O presidente do Instituto Superior de Ciências Sociais e Políticas (ISCSP), João Bilhim, - uma das vozes discordantes da fusão - revela ao Diário Económico que "basta haver uma ou mais escolas de cada universidade que não vote favoravelmente para que a fusão esteja em risco." João Bilhim, que se assume como um "não entusiasta pela fusão", considera que "nenhum dos argumentos" apresentados no estudo "Uma Novas Universidade de Lisboa", agora divulgado pela UL e pela UTL, "vale por si mesmo" e sublinha que "é contraproducente avançar para uma fusão." Isto porque, defende, "a criação de um consórcio entre as cinco universidades públicas de Lisboa seria muito mais abrangente, positivo e permitiria a poupança de 30% a 40% de dinheiros públicos." Bilhim diz que ainda não apresentou esta sua "alternativa à fusão", mas diz que já revelou a sua posição ao reitor António Cruz Serra. No cenário de um consórcio - "vantajoso para o Governo e para as instituições" - Bilhim diz que "haveria concentração de alguns serviços das universidades, como a acção social, cantinas e residências." Sugestão que coincide com a proposta do estudo apresentado por Cruz Serra e pelo reitor da Universidade de Lisboa, António Nóvoa. A diferença está na gestão. Para Bilhim, deveriam ser "mantidas as cinco reitorias, não se alterava a identidade de cada universidade, e seriam os cinco reitores a gerir a actividade científica de cada instituição". No entanto, "haveria um dos reitores que seria o responsável por gerir o consórcio, pelo período de dois anos", remata. Uma alternativa que "traz mais poupanças", conclui.

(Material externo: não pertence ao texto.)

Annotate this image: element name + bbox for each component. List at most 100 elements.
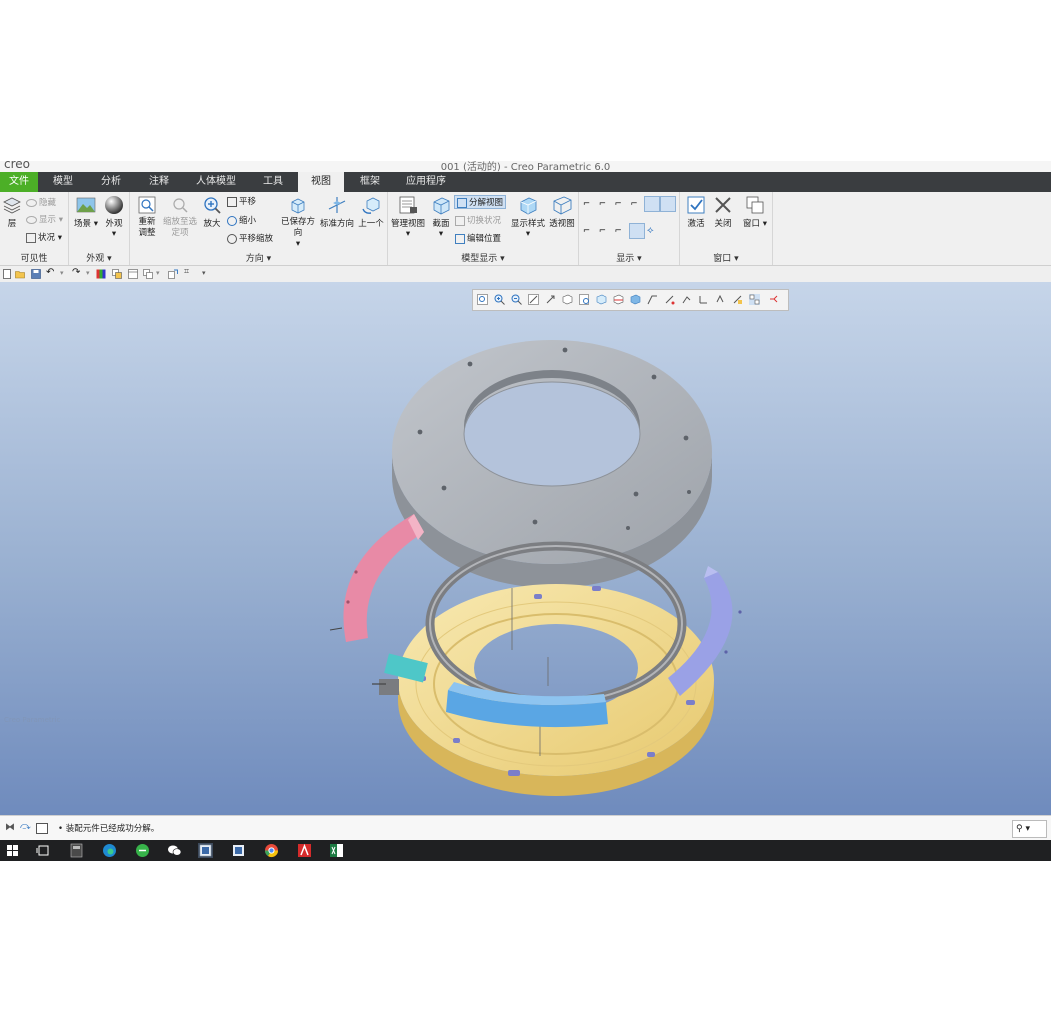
creo-taskbar-icon[interactable]: [198, 843, 213, 858]
explode-icon: [457, 197, 467, 208]
autocad-icon[interactable]: [297, 843, 312, 858]
undo-dropdown-icon[interactable]: ▾: [60, 269, 70, 279]
layer-button[interactable]: 层: [1, 195, 23, 229]
appearance-button[interactable]: 外观 ▾: [101, 195, 127, 239]
graphics-viewport[interactable]: Creo Parametric: [0, 282, 1051, 815]
document-viewer-icon[interactable]: [231, 843, 246, 858]
tab-view[interactable]: 视图: [298, 172, 344, 192]
selection-filter-dropdown[interactable]: ⚲ ▾: [1012, 820, 1047, 838]
undo-icon[interactable]: ↶: [46, 267, 56, 278]
group-model-display: 管理视图 ▾ 截面 ▾ 分解视图 切换状况 编辑位置 显示样式 ▾ 透视图 模型…: [388, 192, 579, 265]
regenerate-icon[interactable]: [96, 269, 106, 279]
new-file-icon[interactable]: [2, 269, 12, 279]
edit-position-button[interactable]: 编辑位置: [455, 232, 501, 244]
status-button[interactable]: 状况 ▾: [26, 231, 62, 243]
explode-view-button[interactable]: 分解视图: [454, 195, 507, 209]
tab-analysis[interactable]: 分析: [92, 172, 130, 192]
tab-annotate[interactable]: 注释: [140, 172, 178, 192]
fullscreen-icon[interactable]: [36, 823, 48, 834]
copy-icon[interactable]: [143, 269, 153, 279]
datum-toggle-2[interactable]: [660, 196, 676, 212]
creo-window: creo 001 (活动的) - Creo Parametric 6.0 文件 …: [0, 161, 1051, 861]
status-message: • 装配元件已经成功分解。: [58, 824, 160, 834]
window-icon[interactable]: [128, 269, 138, 279]
hide-button[interactable]: 隐藏: [26, 196, 56, 208]
previous-button[interactable]: 上一个: [357, 195, 385, 229]
connector-icon[interactable]: ⟡: [647, 225, 654, 236]
saved-orientations-button[interactable]: 已保存方向 ▾: [281, 195, 315, 249]
customize-toolbar-icon[interactable]: ▾: [202, 269, 212, 279]
pan-zoom-icon: [227, 233, 237, 244]
zoom-in-button[interactable]: 放大: [199, 195, 225, 229]
standard-orientation-button[interactable]: 标准方向: [319, 195, 355, 229]
datum-display-row-1[interactable]: ⌐ ⌐ ⌐ ⌐: [583, 199, 641, 209]
perspective-button[interactable]: 透视图: [548, 195, 576, 229]
display-style-button[interactable]: 显示样式 ▾: [510, 195, 546, 239]
redo-dropdown-icon[interactable]: ▾: [86, 269, 96, 279]
section-label: 截面: [432, 219, 450, 229]
tab-manikin[interactable]: 人体模型: [190, 172, 242, 192]
open-folder-icon[interactable]: [15, 269, 25, 279]
window-group-text: 窗口: [713, 254, 732, 264]
perspective-icon: [553, 196, 572, 215]
ribbon-tab-strip: 文件 模型 分析 注释 人体模型 工具 视图 框架 应用程序: [0, 172, 1051, 192]
appearance-group-text: 外观: [86, 254, 105, 264]
spreadsheet-icon[interactable]: [329, 843, 344, 858]
saved-orientations-label: 已保存方向: [281, 217, 316, 238]
yellow-base-ring-part: [398, 584, 714, 796]
datum-toggle-1[interactable]: [644, 196, 660, 212]
windows-button[interactable]: 窗口 ▾: [740, 195, 770, 229]
close-button[interactable]: 关闭: [710, 195, 736, 229]
zoom-to-selected-button[interactable]: 缩放至选定项: [163, 195, 197, 239]
group-label-show: 显示 ▾: [616, 254, 642, 264]
zoom-out-button[interactable]: 缩小: [227, 214, 256, 226]
green-app-icon[interactable]: [135, 843, 150, 858]
display-style-icon: [520, 197, 537, 215]
toggle-status-button[interactable]: 切换状况: [455, 214, 501, 226]
tab-framework[interactable]: 框架: [352, 172, 388, 192]
start-icon[interactable]: [5, 843, 20, 858]
tab-tools[interactable]: 工具: [254, 172, 292, 192]
redo-icon[interactable]: ↷: [72, 267, 82, 278]
chrome-icon[interactable]: [264, 843, 279, 858]
windows-toggle-icon[interactable]: [112, 269, 122, 279]
group-visibility: 层 隐藏 显示 ▾ 状况 ▾ 可见性: [0, 192, 69, 265]
save-icon[interactable]: [31, 269, 41, 279]
browser-toggle-icon[interactable]: ⤼: [20, 821, 31, 832]
refit-button[interactable]: 重新调整: [133, 195, 161, 239]
pan-button[interactable]: 平移: [227, 195, 256, 207]
manage-views-icon: [399, 196, 417, 214]
show-icon: [26, 215, 37, 224]
edge-browser-icon[interactable]: [102, 843, 117, 858]
edit-position-label: 编辑位置: [467, 234, 502, 244]
show-group-text: 显示: [616, 254, 635, 264]
group-label-window: 窗口 ▾: [713, 254, 739, 264]
activate-button[interactable]: 激活: [683, 195, 709, 229]
title-bar: creo 001 (活动的) - Creo Parametric 6.0: [0, 161, 1051, 172]
previous-orientation-icon: [362, 197, 380, 214]
activate-label: 激活: [687, 219, 705, 229]
switch-window-icon[interactable]: [168, 269, 178, 279]
section-button[interactable]: 截面 ▾: [428, 195, 454, 239]
scene-button[interactable]: 场景 ▾: [73, 195, 99, 229]
tab-file[interactable]: 文件: [0, 172, 38, 192]
close-window-icon[interactable]: ⌗: [184, 267, 194, 277]
tab-applications[interactable]: 应用程序: [400, 172, 452, 192]
perspective-label: 透视图: [549, 219, 575, 229]
edit-position-icon: [455, 233, 465, 244]
group-label-appearance: 外观 ▾: [86, 254, 112, 264]
wechat-icon[interactable]: [167, 843, 182, 858]
tree-toggle-icon[interactable]: ⧓: [5, 822, 15, 833]
hide-label: 隐藏: [39, 198, 57, 208]
copy-dropdown-icon[interactable]: ▾: [156, 269, 166, 279]
hide-icon: [26, 198, 37, 207]
calculator-icon[interactable]: [69, 843, 84, 858]
show-button[interactable]: 显示 ▾: [26, 213, 63, 225]
manage-views-button[interactable]: 管理视图 ▾: [390, 195, 426, 239]
appearance-label: 外观: [105, 219, 123, 229]
datum-display-row-2[interactable]: ⌐ ⌐ ⌐: [583, 226, 625, 236]
datum-toggle-3[interactable]: [629, 223, 645, 239]
pan-zoom-button[interactable]: 平移缩放: [227, 232, 273, 244]
tab-model[interactable]: 模型: [44, 172, 82, 192]
task-view-icon[interactable]: [36, 843, 51, 858]
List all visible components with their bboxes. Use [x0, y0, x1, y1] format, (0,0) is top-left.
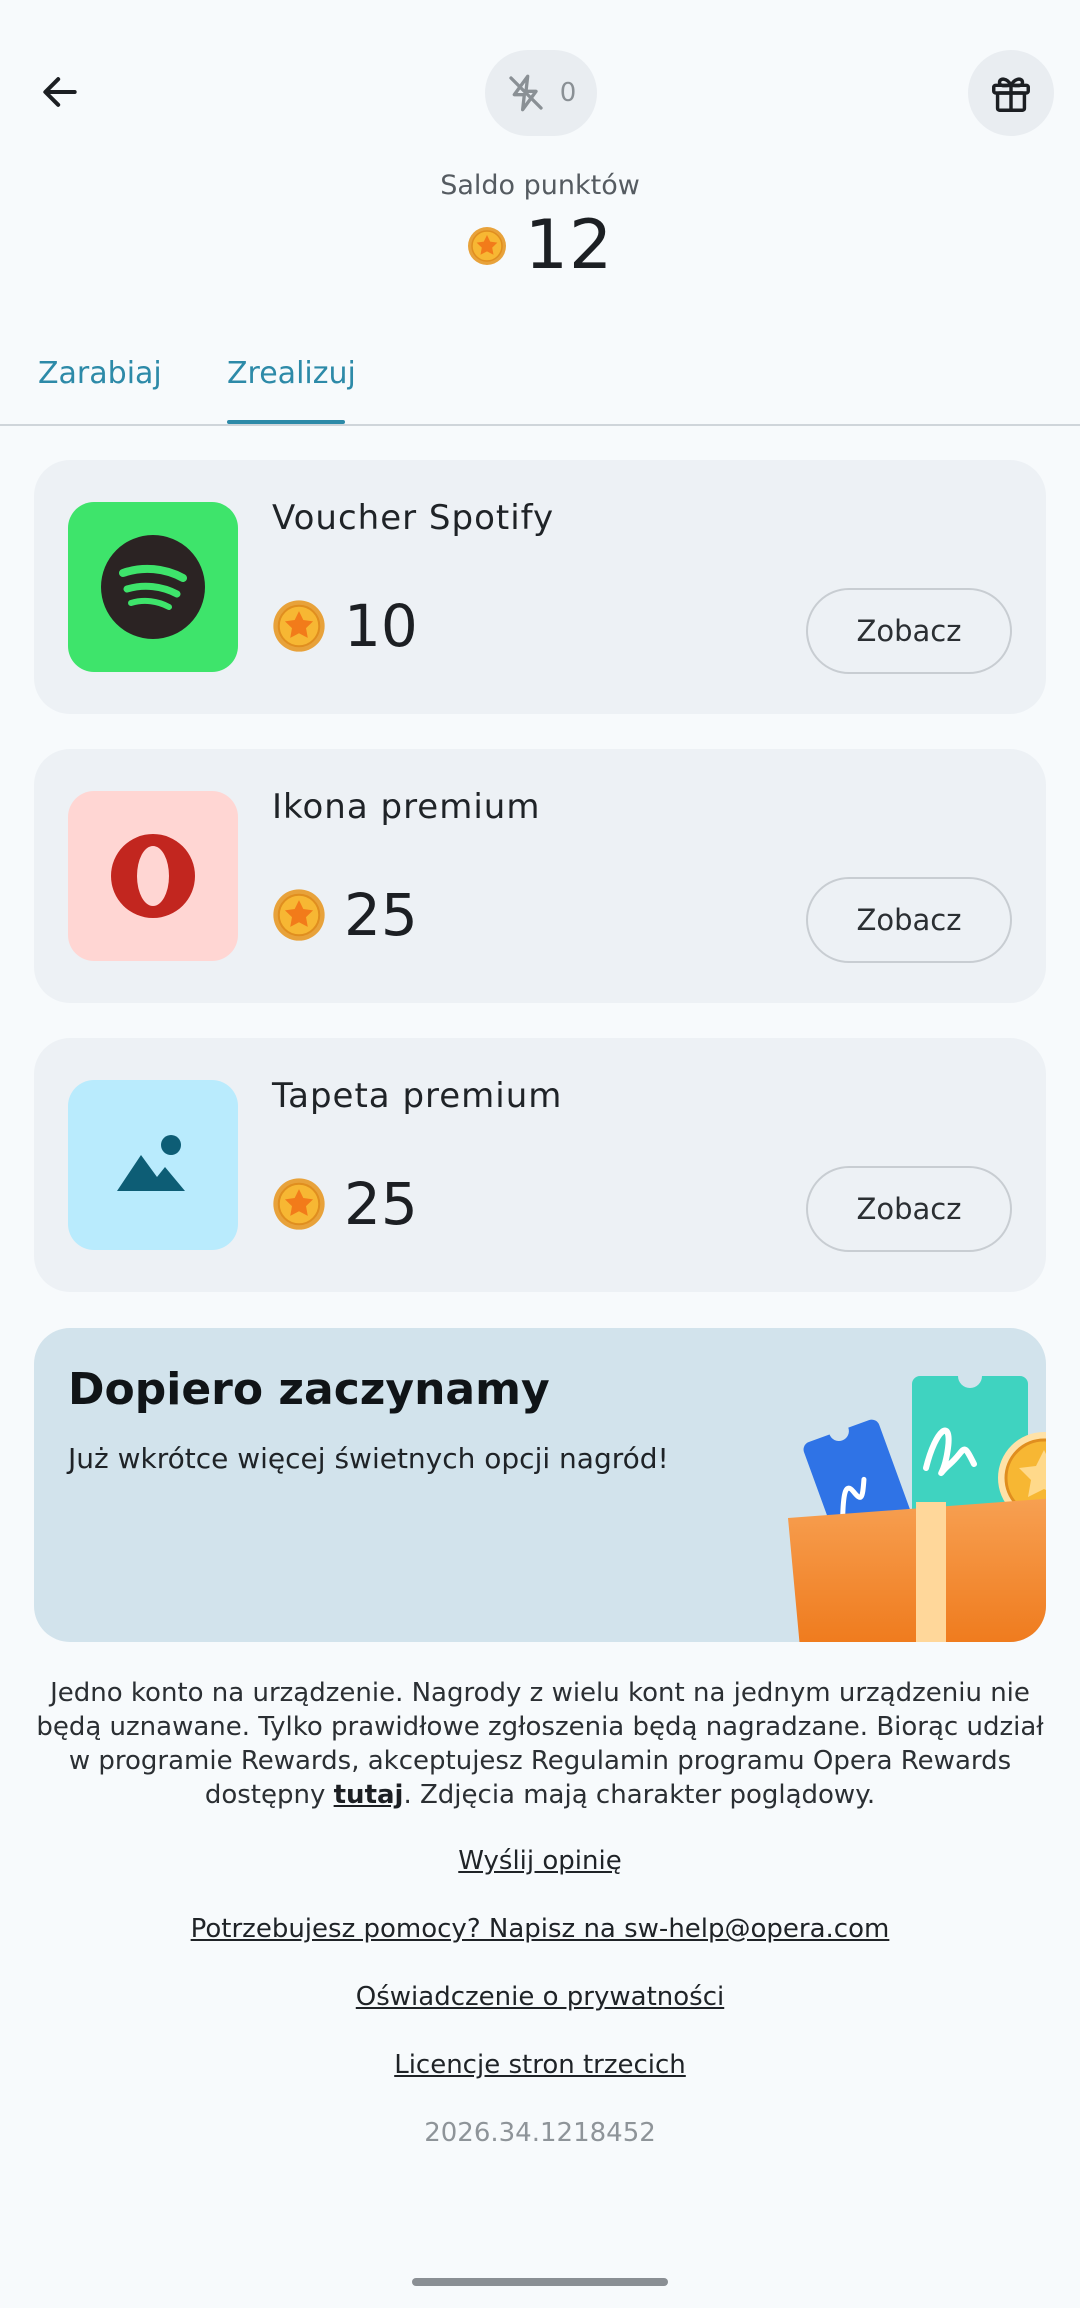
coin-star-icon [467, 226, 506, 265]
privacy-link[interactable]: Oświadczenie o prywatności [0, 1982, 1080, 2012]
spotify-icon [101, 535, 205, 639]
help-link[interactable]: Potrzebujesz pomocy? Napisz na sw-help@o… [0, 1914, 1080, 1944]
reward-price-value: 25 [344, 1170, 418, 1238]
reward-title: Voucher Spotify [272, 498, 555, 538]
view-button[interactable]: Zobacz [806, 877, 1012, 963]
promo-banner: Dopiero zaczynamy Już wkrótce więcej świ… [34, 1328, 1046, 1642]
reward-title: Ikona premium [272, 787, 541, 827]
disclaimer-text-part: . Zdjęcia mają charakter poglądowy. [403, 1780, 876, 1810]
flash-off-icon [509, 74, 543, 112]
disclaimer-text: Jedno konto na urządzenie. Nagrody z wie… [36, 1676, 1044, 1812]
landscape-image-icon [117, 1135, 185, 1191]
reward-title: Tapeta premium [272, 1076, 563, 1116]
reward-price-value: 25 [344, 881, 418, 949]
gift-icon [992, 77, 1030, 112]
streak-count: 0 [559, 78, 577, 108]
gift-box-vouchers-illustration [788, 1368, 1046, 1642]
coin-star-icon [273, 889, 325, 941]
terms-link[interactable]: tutaj [334, 1780, 404, 1810]
view-button[interactable]: Zobacz [806, 1166, 1012, 1252]
promo-text: Już wkrótce więcej świetnych opcji nagró… [68, 1442, 669, 1475]
reward-card-premium-wallpaper[interactable]: Tapeta premium 25 Zobacz [34, 1038, 1046, 1292]
reward-card-premium-icon[interactable]: Ikona premium 25 Zobacz [34, 749, 1046, 1003]
reward-card-spotify[interactable]: Voucher Spotify 10 Zobacz [34, 460, 1046, 714]
reward-price: 10 [272, 592, 418, 660]
balance-value: 12 [524, 206, 614, 285]
reward-tile [68, 791, 238, 961]
back-button[interactable] [26, 58, 94, 126]
reward-tile [68, 1080, 238, 1250]
reward-price: 25 [272, 1170, 418, 1238]
tab-bar: Zarabiaj Zrealizuj [0, 340, 1080, 426]
reward-price-value: 10 [344, 592, 418, 660]
reward-tile [68, 502, 238, 672]
opera-icon [111, 834, 195, 918]
promo-title: Dopiero zaczynamy [68, 1364, 550, 1415]
licenses-link[interactable]: Licencje stron trzecich [0, 2050, 1080, 2080]
reward-price: 25 [272, 881, 418, 949]
home-indicator[interactable] [412, 2278, 668, 2286]
tab-earn[interactable]: Zarabiaj [38, 356, 162, 391]
gift-button[interactable] [968, 50, 1054, 136]
streak-counter[interactable]: 0 [485, 50, 597, 136]
view-button[interactable]: Zobacz [806, 588, 1012, 674]
balance-display: 12 [0, 206, 1080, 285]
balance-label: Saldo punktów [440, 170, 640, 201]
version-text: 2026.34.1218452 [424, 2118, 656, 2148]
arrow-left-icon [43, 77, 77, 107]
tab-selected-indicator [227, 420, 345, 424]
tab-redeem[interactable]: Zrealizuj [227, 356, 356, 391]
coin-star-icon [273, 1178, 325, 1230]
coin-star-icon [273, 600, 325, 652]
rewards-page: 0 Saldo punktów 12 Zarabiaj Zrealizuj Vo… [0, 0, 1080, 2308]
feedback-link[interactable]: Wyślij opinię [0, 1846, 1080, 1876]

Outra das vozes que não está convencida com a fusão entre estas universidades é a do presidente do Instituto Superior Técnico, Arlindo Oliveira, que diz mesmo: "votaremos contra, caso a autonomia das faculdades seja quebrada." No entanto, o presidente do IST diz que "ainda é prematuro" revelar a posição final , que "está dependente de como será mantida a autonomia financeira, patrimonial, administrativa e científica" de cada faculdade.

Mas existe ainda uma outra ameaça a esta fusão: a falta de financiamento. Segundo o presidente da Faculdade de Agronomia, Carlos Noéme, existe o "gravíssimo risco" de a fusão não avançar "por falta de investimento", caso "se mantenha tudo como está no financiamento do ensino superior".

No entanto, Carlos Noéme partilha da visão optimista desta fusão, assim como os presidentes das faculdades de Medicina Veterinária, Luís Manuel Tavares, e Motricidade Humana, Carlos Neto. Até porque, considera Carlos Noéme, "é absolutamente bizarro haver 14 universidades públicas para 10 milhões de habitantes." Além disso, o presidente da faculdade de Agronomia acredita que este é um processo "de ruptura contra a pequenez" e que as instituições "estão a antecipar o que deveria partir do Governo."

O projecto da fusão foi apresentado na semana passada, está a ser discutido nas faculdades e será votado em cada um delas a 7 de Abril. Mas "a decisão final será sempre dos Conselhos Gerais", assegura o reitor da Técnica. António Cruz Serra sustenta que "risco há sempre", mas a fusão "é benéfica para o País e para as instituições". E acrescenta que o Governo "deveria criar um novo regime de maior autonomia" para esta nova universidade, para que se consiga contornar "as limitações orçamentais e de gestão" impostaqs ao ensino superior.